- Purpose: assess autism in 18-24 month toddler

= Checklist for Autism in Toddlers =

Psychological questionnaire

The Checklist for Autism in Toddlers (CHAT) is a psychological questionnaire designed to evaluate risk for autism spectrum disorder in children ages 18–24 months. The 14-question test is filled out by the parent and a pediatrician or physician and takes approximately 5 minutes to complete. The CHAT has shown good reliability and validity in assessing child autism risk in recent studies. Some research has identified barriers, such as socioeconomic status and parent education level, to the validation of both the CHAT and the Modified Checklist for Autism in Toddlers (M-CHAT) as a reliable and valid screener for children of all backgrounds.

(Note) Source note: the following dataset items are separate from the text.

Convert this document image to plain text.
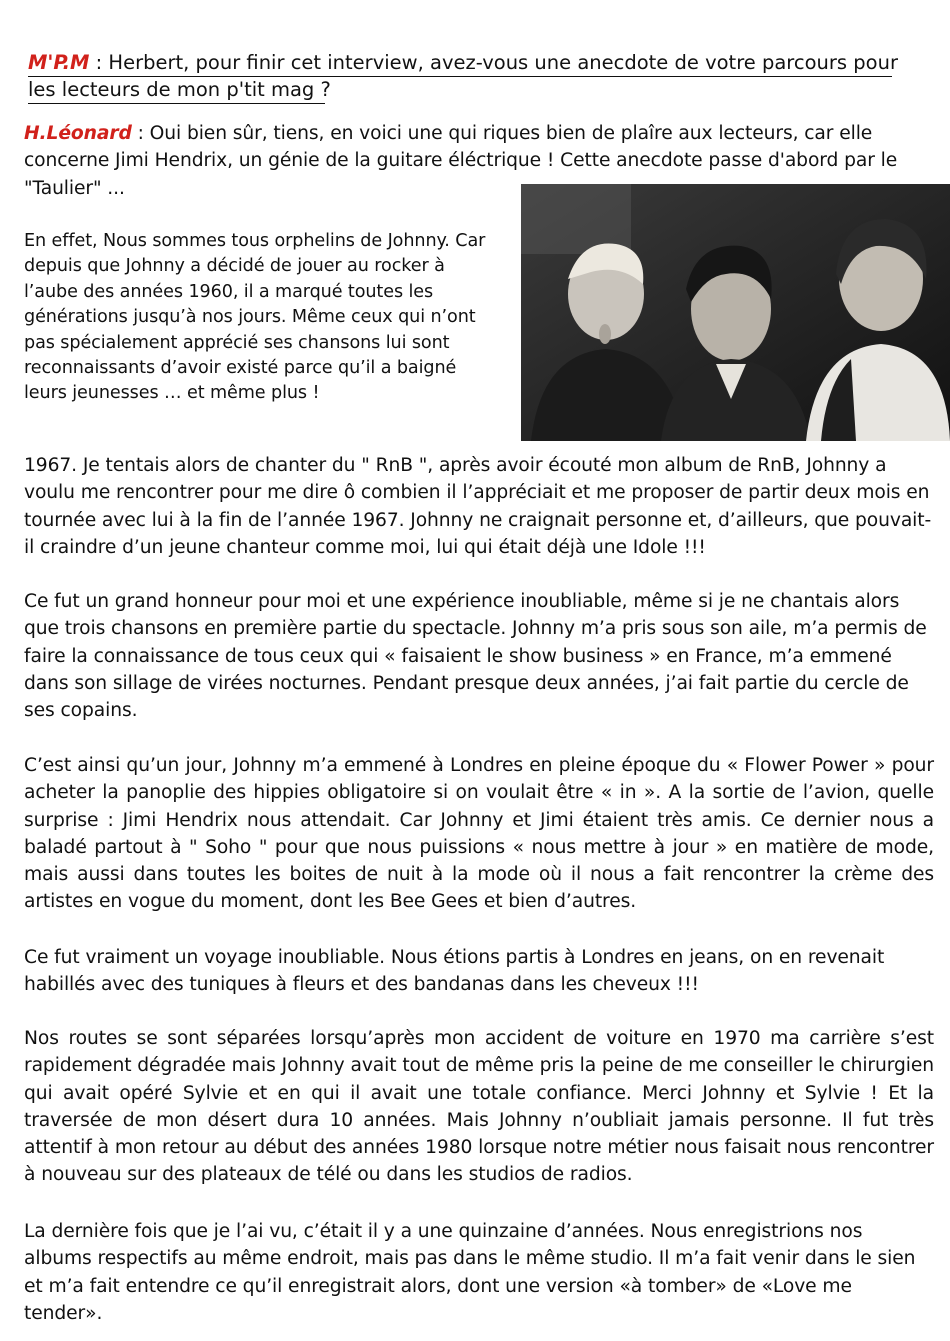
M'P.M : Herbert, pour finir cet interview, avez-vous une anecdote de votre parcours pour
les lecteurs de mon p'tit mag ?

H.Léonard : Oui bien sûr, tiens, en voici une qui riques bien de plaîre aux lecteurs, car elle concerne Jimi Hendrix, un génie de la guitare éléctrique ! Cette anecdote passe d'abord par le "Taulier" ...

En effet, Nous sommes tous orphelins de Johnny. Car depuis que Johnny a décidé de jouer au rocker à l’aube des années 1960, il a marqué toutes les générations jusqu’à nos jours. Même ceux qui n’ont pas spécialement apprécié ses chansons lui sont reconnaissants d’avoir existé parce qu’il a baigné leurs jeunesses … et même plus !

1967. Je tentais alors de chanter du " RnB ", après avoir écouté mon album de RnB, Johnny a voulu me rencontrer pour me dire ô combien il l’appréciait et me proposer de partir deux mois en tournée avec lui à la fin de l’année 1967. Johnny ne craignait personne et, d’ailleurs, que pouvait-il craindre d’un jeune chanteur comme moi, lui qui était déjà une Idole !!!

Ce fut un grand honneur pour moi et une expérience inoubliable, même si je ne chantais alors que trois chansons en première partie du spectacle. Johnny m’a pris sous son aile, m’a permis de faire la connaissance de tous ceux qui « faisaient le show business » en France, m’a emmené dans son sillage de virées nocturnes. Pendant presque deux années, j’ai fait partie du cercle de ses copains.

C’est ainsi qu’un jour, Johnny m’a emmené à Londres en pleine époque du « Flower Power » pour acheter la panoplie des hippies obligatoire si on voulait être « in ». A la sortie de l’avion, quelle surprise : Jimi Hendrix nous attendait. Car Johnny et Jimi étaient très amis. Ce dernier nous a baladé partout à " Soho " pour que nous puissions « nous mettre à jour » en matière de mode, mais aussi dans toutes les boites de nuit à la mode où il nous a fait rencontrer la crème des artistes en vogue du moment, dont les Bee Gees et bien d’autres.

Ce fut vraiment un voyage inoubliable. Nous étions partis à Londres en jeans, on en revenait habillés avec des tuniques à fleurs et des bandanas dans les cheveux !!!

Nos routes se sont séparées lorsqu’après mon accident de voiture en 1970 ma carrière s’est rapidement dégradée mais Johnny avait tout de même pris la peine de me conseiller le chirurgien qui avait opéré Sylvie et en qui il avait une totale confiance. Merci Johnny et Sylvie ! Et la traversée de mon désert dura 10 années. Mais Johnny n’oubliait jamais personne. Il fut très attentif à mon retour au début des années 1980 lorsque notre métier nous faisait nous rencontrer à nouveau sur des plateaux de télé ou dans les studios de radios.

La dernière fois que je l’ai vu, c’était il y a une quinzaine d’années. Nous enregistrions nos albums respectifs au même endroit, mais pas dans le même studio. Il m’a fait venir dans le sien et m’a fait entendre ce qu’il enregistrait alors, dont une version «à tomber» de «Love me tender».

== History and development ==
The CHAT was initially developed in the early 1990s to screen for autism in children as young as 18 months. Prior to this point, diagnosis of autism was rare in children younger than 3 years old. Additionally, no specialized screening tool had been developed to detect early signs of autism in young children. This clinical standard for the diagnosis of autism was seen as potentially detrimental because interventional supports early on in life had shown improved outcomes in development. The construction of the CHAT drew off of the theoretical basis that certain developmental markers are rarely seen in individuals with autism, yet these behaviors are often demonstrated in typical development by 15 months of age, and therefore the absence of these behaviors could indicate a potential autism diagnosis at an early age. Specifically, the CHAT aims to distinguish the presence of joint attention and pretend play.

== Question breakdown, scoring, and interpretation ==
The first nine questions (part A) of the CHAT identify common play habits and behaviors for infants between ages 18–24 months, and the last five questions (part B) concern the child's behavior and reaction to certain stimuli initiated by the physician. In parts A and B, the parent and physician, respectively, indicate whether or not the child displays these behavioral characteristics.

===Domain breakdown===
Five of the fourteen questions on the CHAT are key items that factor into risk classification. The five key items are as follows:
- A5 – Pretend play
- A7 – Protodeclarative pointing (drawing attention to something interesting by pointing at it)
- B2 – Following a point (looking at something that another person pointed at)
- B3 – Pretending
- B4 – Producing a point

===Scoring===
Questions from the Checklist for Autism in Toddlers (CHAT) are assessed using a scoring mechanism of key items that splits results into three groups based on risk:

- High Risk: A choice response of "no" for the key items of "pretend play" (A5), "protodeclarative pointing" (A7), "following a point" (B2), "pretending" (B3), and "producing a point" (B4), classifies the individual as being in the high risk autism group. Individuals who fall into this group should refer to a developmental clinic to discern an official diagnosis.
- Medium Risk: A choice response of "no" for the key items of "protodeclarative pointing" (A7), and "producing a point" (B4) classifies the individual as being in the medium risk autism group. Individuals who fall into this group should be retested a month later or refer to a developmental clinic.
- Low Risk: Children who do not fall in either medium or high risk groups are classified as low risk for autism, but should still be retested a month later for reliability.